Before leaving Twin Lakes on June 28 I decided that I wanted to arrive in Breckenridge in just four days. It is 69 trail miles between the two towns, and I really, really needed to get to the post office before Saturday, July 2, when the post office closed for the 3-day 4th of July weekend. This meant I would have to hike at least a couple of 20+ mile days, something I had not done for ten days. This was not the easy, flat Cochetopa Creek valley I hiked back then. Instead, I would be hiking over a couple of passes higher than 12000 feet, and climbing steep ascents in rough terrain.

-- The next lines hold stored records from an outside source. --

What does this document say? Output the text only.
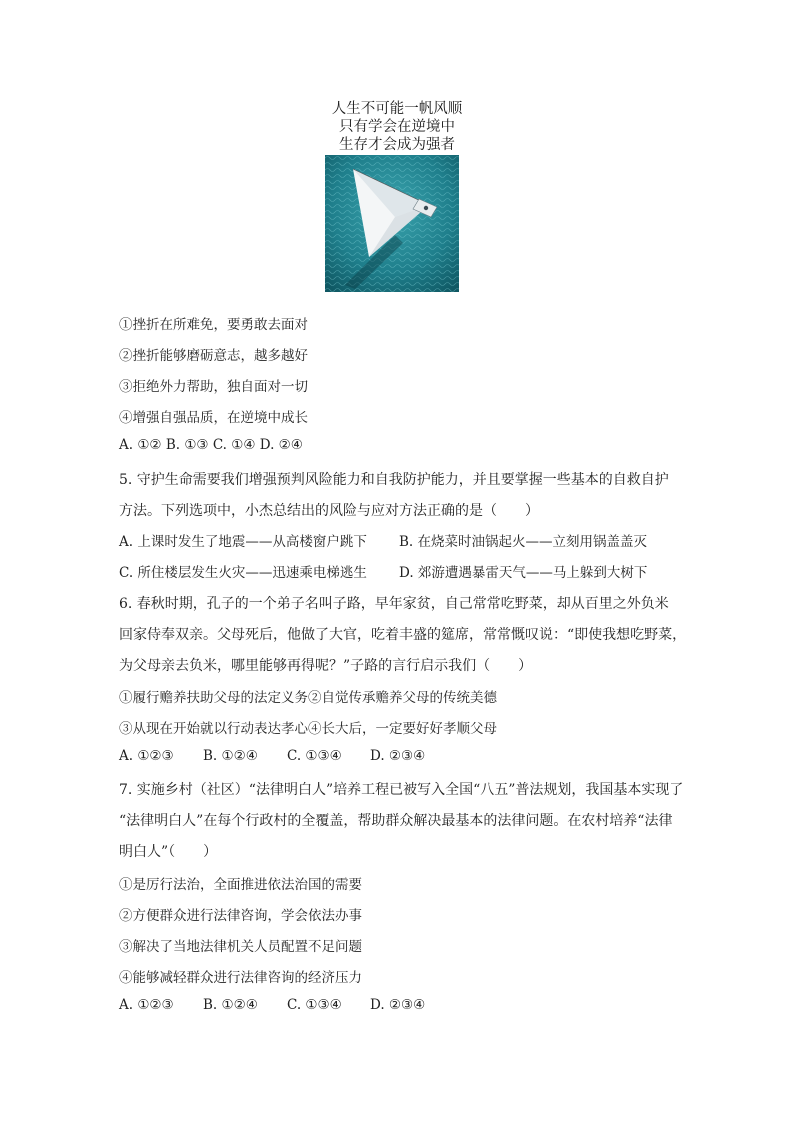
人生不可能一帆风顺
只有学会在逆境中
生存才会成为强者
①挫折在所难免，要勇敢去面对
②挫折能够磨砺意志，越多越好
③拒绝外力帮助，独自面对一切
④增强自强品质，在逆境中成长
A. ①② B. ①③ C. ①④ D. ②④
5. 守护生命需要我们增强预判风险能力和自我防护能力，并且要掌握一些基本的自救自护
方法。下列选项中，小杰总结出的风险与应对方法正确的是（　　）
A. 上课时发生了地震——从高楼窗户跳下 B. 在烧菜时油锅起火——立刻用锅盖盖灭
C. 所住楼层发生火灾——迅速乘电梯逃生 D. 郊游遭遇暴雷天气——马上躲到大树下
6. 春秋时期，孔子的一个弟子名叫子路，早年家贫，自己常常吃野菜，却从百里之外负米
回家侍奉双亲。父母死后，他做了大官，吃着丰盛的筵席，常常慨叹说：“即使我想吃野菜，
为父母亲去负米，哪里能够再得呢？”子路的言行启示我们（　　）
①履行赡养扶助父母的法定义务②自觉传承赡养父母的传统美德
③从现在开始就以行动表达孝心④长大后，一定要好好孝顺父母
A. ①②③ B. ①②④ C. ①③④ D. ②③④
7. 实施乡村（社区）“法律明白人”培养工程已被写入全国“八五”普法规划，我国基本实现了
“法律明白人”在每个行政村的全覆盖，帮助群众解决最基本的法律问题。在农村培养“法律
明白人”（　　）
①是厉行法治，全面推进依法治国的需要
②方便群众进行法律咨询，学会依法办事
③解决了当地法律机关人员配置不足问题
④能够减轻群众进行法律咨询的经济压力
A. ①②③ B. ①②④ C. ①③④ D. ②③④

Above: The squirrel was as curious about me as I was to it
After hiking on the first morning out of Twin Lakes I caught up to Warrior Hiker Lucky. Like the other Warrior Hikers, Lucky is using his CDT hike to get beyond his middle east war experience. I really enjoyed hiking with Lucky, and we talked about all sorts of stuff before setting up camp.

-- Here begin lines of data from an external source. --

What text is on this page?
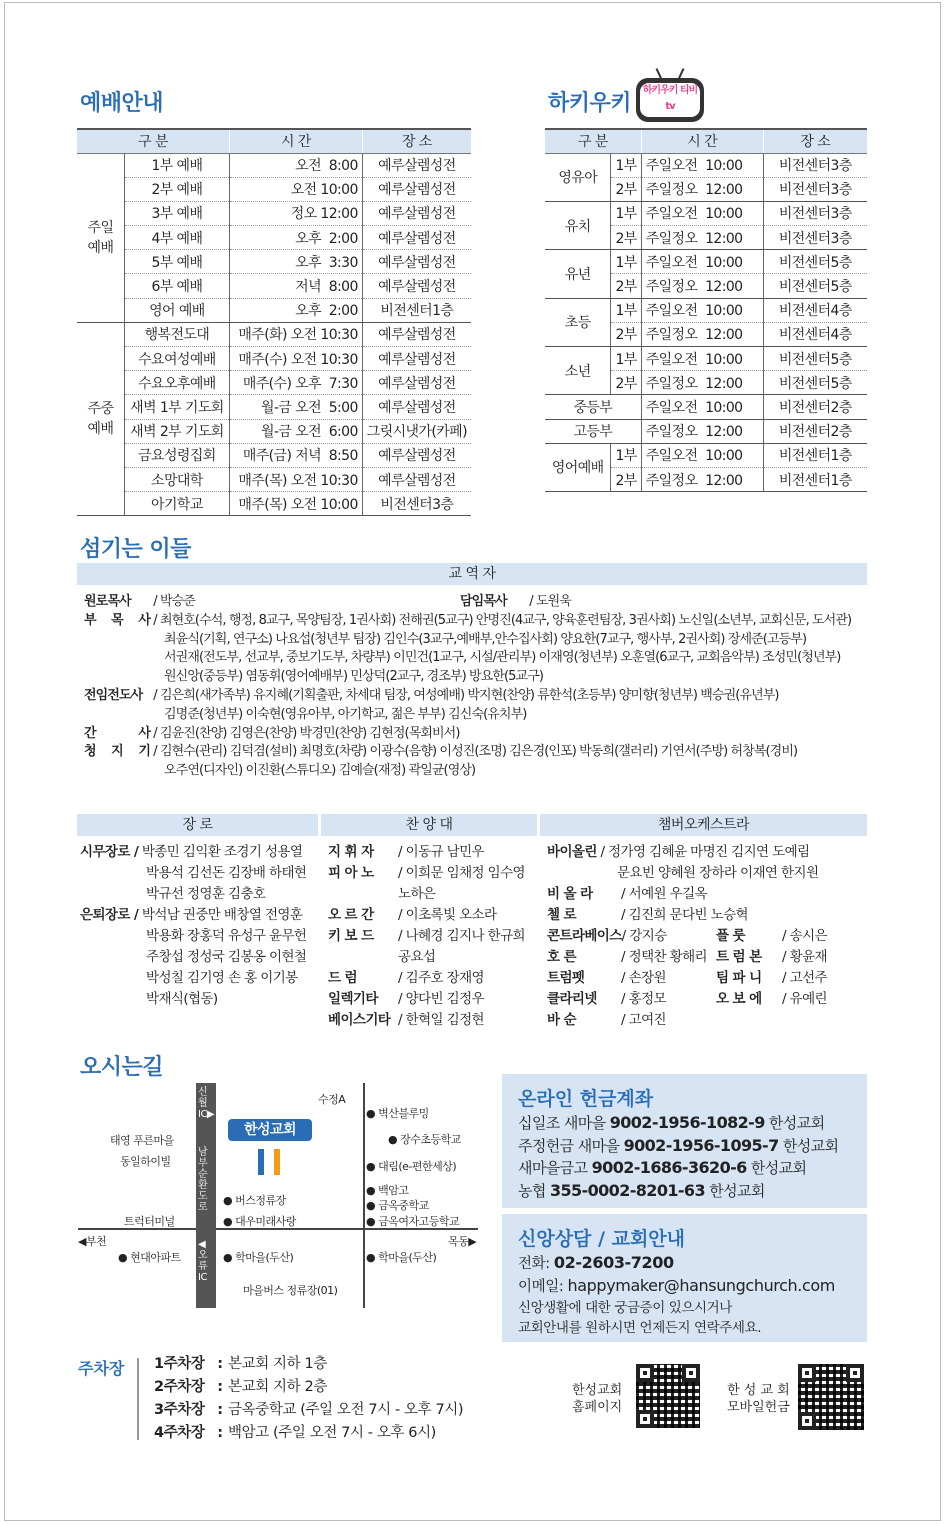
예배안내
구 분		시 간	장 소
주일
예배	1부 예배	오전  8:00	예루살렘성전
	2부 예배	오전 10:00	예루살렘성전
	3부 예배	정오 12:00	예루살렘성전
	4부 예배	오후  2:00	예루살렘성전
	5부 예배	오후  3:30	예루살렘성전
	6부 예배	저녁  8:00	예루살렘성전
	영어 예배	오후  2:00	비전센터1층
주중
예배	행복전도대	매주(화) 오전 10:30	예루살렘성전
	수요여성예배	매주(수) 오전 10:30	예루살렘성전
	수요오후예배	매주(수) 오후  7:30	예루살렘성전
	새벽 1부 기도회	월-금 오전  5:00	예루살렘성전
	새벽 2부 기도회	월-금 오전  6:00	그릿시냇가(카페)
	금요성령집회	매주(금) 저녁  8:50	예루살렘성전
	소망대학	매주(목) 오전 10:30	예루살렘성전
	아기학교	매주(목) 오전 10:00	비전센터3층
하키우키
하키우키 티비tv
구 분		시 간	장 소
영유아	1부	주일오전  10:00	비전센터3층
	2부	주일정오  12:00	비전센터3층
유치	1부	주일오전  10:00	비전센터3층
	2부	주일정오  12:00	비전센터3층
유년	1부	주일오전  10:00	비전센터5층
	2부	주일정오  12:00	비전센터5층
초등	1부	주일오전  10:00	비전센터4층
	2부	주일정오  12:00	비전센터4층
소년	1부	주일오전  10:00	비전센터5층
	2부	주일정오  12:00	비전센터5층
중등부		주일오전  10:00	비전센터2층
고등부		주일정오  12:00	비전센터2층
영어예배	1부	주일오전  10:00	비전센터1층
	2부	주일정오  12:00	비전센터1층
섬기는 이들
교 역 자
원로목사 / 박승준	담임목사 / 도원욱
부 목 사 / 최현호(수석, 행정, 8교구, 목양팀장, 1권사회) 전해권(5교구) 안명진(4교구, 양육훈련팀장, 3권사회) 노신일(소년부, 교회신문, 도서관)
최윤식(기획, 연구소) 나요섭(청년부 팀장) 김인수(3교구,예배부,안수집사회) 양요한(7교구, 행사부, 2권사회) 장세준(고등부)
서권재(전도부, 선교부, 중보기도부, 차량부) 이민건(1교구, 시설/관리부) 이재영(청년부) 오훈열(6교구, 교회음악부) 조성민(청년부)
원신앙(중등부) 염동휘(영어예배부) 민상덕(2교구, 경조부) 방요한(5교구)
전임전도사 / 김은희(새가족부) 유지혜(기획출판, 차세대 팀장, 여성예배) 박지현(찬양) 류한석(초등부) 양미향(청년부) 백승권(유년부)
김명준(청년부) 이숙현(영유아부, 아기학교, 젊은 부부) 김신숙(유치부)
간 사 / 김윤진(찬양) 김영은(찬양) 박경민(찬양) 김현정(목회비서)
청 지 기 / 김현수(관리) 김덕겸(설비) 최명호(차량) 이광수(음향) 이성진(조명) 김은경(인포) 박동희(갤러리) 기연서(주방) 허창복(경비)
오주연(디자인) 이진환(스튜디오) 김예슬(재정) 곽일균(영상)
장 로	찬 양 대	챔버오케스트라
시무장로 / 박종민 김익환 조경기 성용열
박용석 김선돈 김장배 하태현
박규선 정영훈 김충호
은퇴장로 / 박석남 권중만 배창열 전영훈
박용화 장홍덕 유성구 윤무헌
주창섭 정성국 김봉옹 이현철
박성칠 김기영 손 홍 이기봉
박재식(협동)
지 휘 자 / 이동규 남민우
피 아 노 / 이희문 임채정 임수영
노하은
오 르 간 / 이초록빛 오소라
키 보 드 / 나혜경 김지나 한규희
공요섭
드 럼	/ 김주호 장재영
일렉기타 / 양다빈 김정우
베이스기타 / 한혁일 김정현
바이올린 / 정가영 김혜윤 마명진 김지연 도예림
문요빈 양혜원 장하라 이재연 한지원
비 올 라 / 서예원 우길옥
첼 로	/ 김진희 문다빈 노승혁
콘트라베이스/ 강지승
호 른	/ 정택찬 황해리
트럼펫	/ 손장원
클라리넷 / 홍정모
바 순	/ 고여진
플 룻	/ 송시은
트 럼 본 / 황윤재
팀 파 니 / 고선주
오 보 에 / 유예린
오시는길
신월IC▶
남부순환도로
◀오류IC
한성교회
수정A
● 벽산블루밍
● 장수초등학교
태영 푸른마을
동일하이빌	● 대림(e-편한세상)
● 버스정류장
● 대우미래사랑
● 백암고
● 금옥중학교
● 금옥여자고등학교
트럭터미널
◀부천	목동▶
● 현대아파트	● 학마을(두산)	● 학마을(두산)
마을버스 정류장(01)
온라인 헌금계좌
십일조 새마을 9002-1956-1082-9 한성교회
주정헌금 새마을 9002-1956-1095-7 한성교회
새마을금고 9002-1686-3620-6 한성교회
농협 355-0002-8201-63 한성교회
신앙상담 / 교회안내
전화: 02-2603-7200
이메일: happymaker@hansungchurch.com
신앙생활에 대한 궁금증이 있으시거나
교회안내를 원하시면 언제든지 연락주세요.
주차장 1주차장 : 본교회 지하 1층
2주차장 : 본교회 지하 2층
3주차장 : 금옥중학교 (주일 오전 7시 - 오후 7시)
4주차장 : 백암고 (주일 오전 7시 - 오후 6시)
한성교회
홈페이지
한 성 교 회
모바일헌금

I never expected to keep up with the stronger, younger Lucky, and we said goodbye on the trail on the morning of June 29. Solo again, I became immersed in my own hiking style and thoughts before camping near a highway not far from Tennessee Pass. I returned to the high country in dramatic fashion. About 100 feet below 12200 foot Kokomo Pass it began to rain and hail, and continued to do so as I traversed three miles toward Searle Pass, another 200 feet higher.
Above: approaching Kokomo Pass just as it started raining
The wind picked up, and the situation simply encouraged me to delay a lunch stop and keep moving across the wet, muddy and sometimes snowy ridge. I was so pleased when I reached Searle Pass.

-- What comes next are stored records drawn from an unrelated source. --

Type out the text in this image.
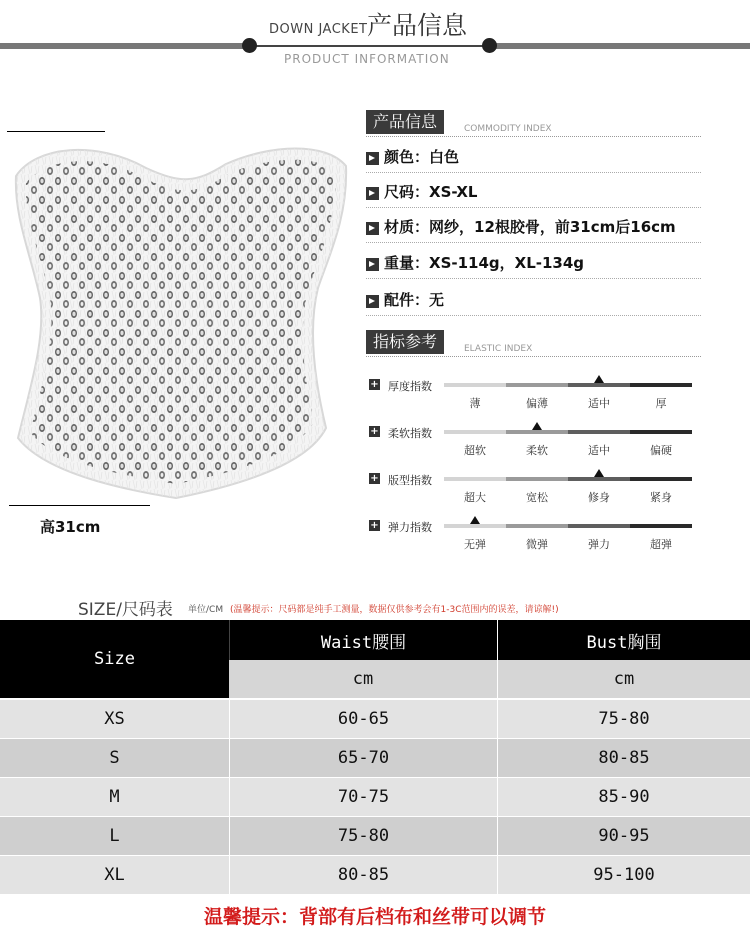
DOWN JACKET 产品信息
PRODUCT INFORMATION
高31cm
产品信息	COMMODITY INDEX
颜色：白色
尺码：XS-XL
材质：网纱，12根胶骨，前31cm后16cm
重量：XS-114g，XL-134g
配件：无
指标参考	ELASTIC INDEX
+ 厚度指数
薄	偏薄	适中	厚
+ 柔软指数
超软	柔软	适中	偏硬
+ 版型指数
超大	宽松	修身	紧身
+ 弹力指数
无弹	微弹	弹力	超弹
SIZE/尺码表 单位/CM (温馨提示：尺码都是纯手工测量，数据仅供参考会有1-3C范围内的误差，请谅解!)
Size
Waist腰围	Bust胸围
cm	cm
XS	60-65	75-80
S	65-70	80-85
M	70-75	85-90
L	75-80	90-95
XL	80-85	95-100
温馨提示：背部有后档布和丝带可以调节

Above: at Searle Pass after a rainy 3-mile traverse
It was downhill to the Copper Mountain ski resort town.
I had a similar but not as dramatic ascent up the Ten Mile Range on the way to Breckenridge. It had rained much of the evening of June 30, and I lucky that only a drizzle and light wind persisted as I climbed toward the 12500 foot high point we’ll above the Breckenridge ski runs and chair lifts.
These lovely wildflowers seemed to be looking in my direction as I hiked by.
It was important on those days of climbing to pass level to reach the highest areas before afternoon thunderstorms hit. Still, it is expected to get rained and hailed on while hiking the CDT. The mountains and the wildflowers are just as beautiful in bad weather, perhaps more eerie behind a windy, foggy cover.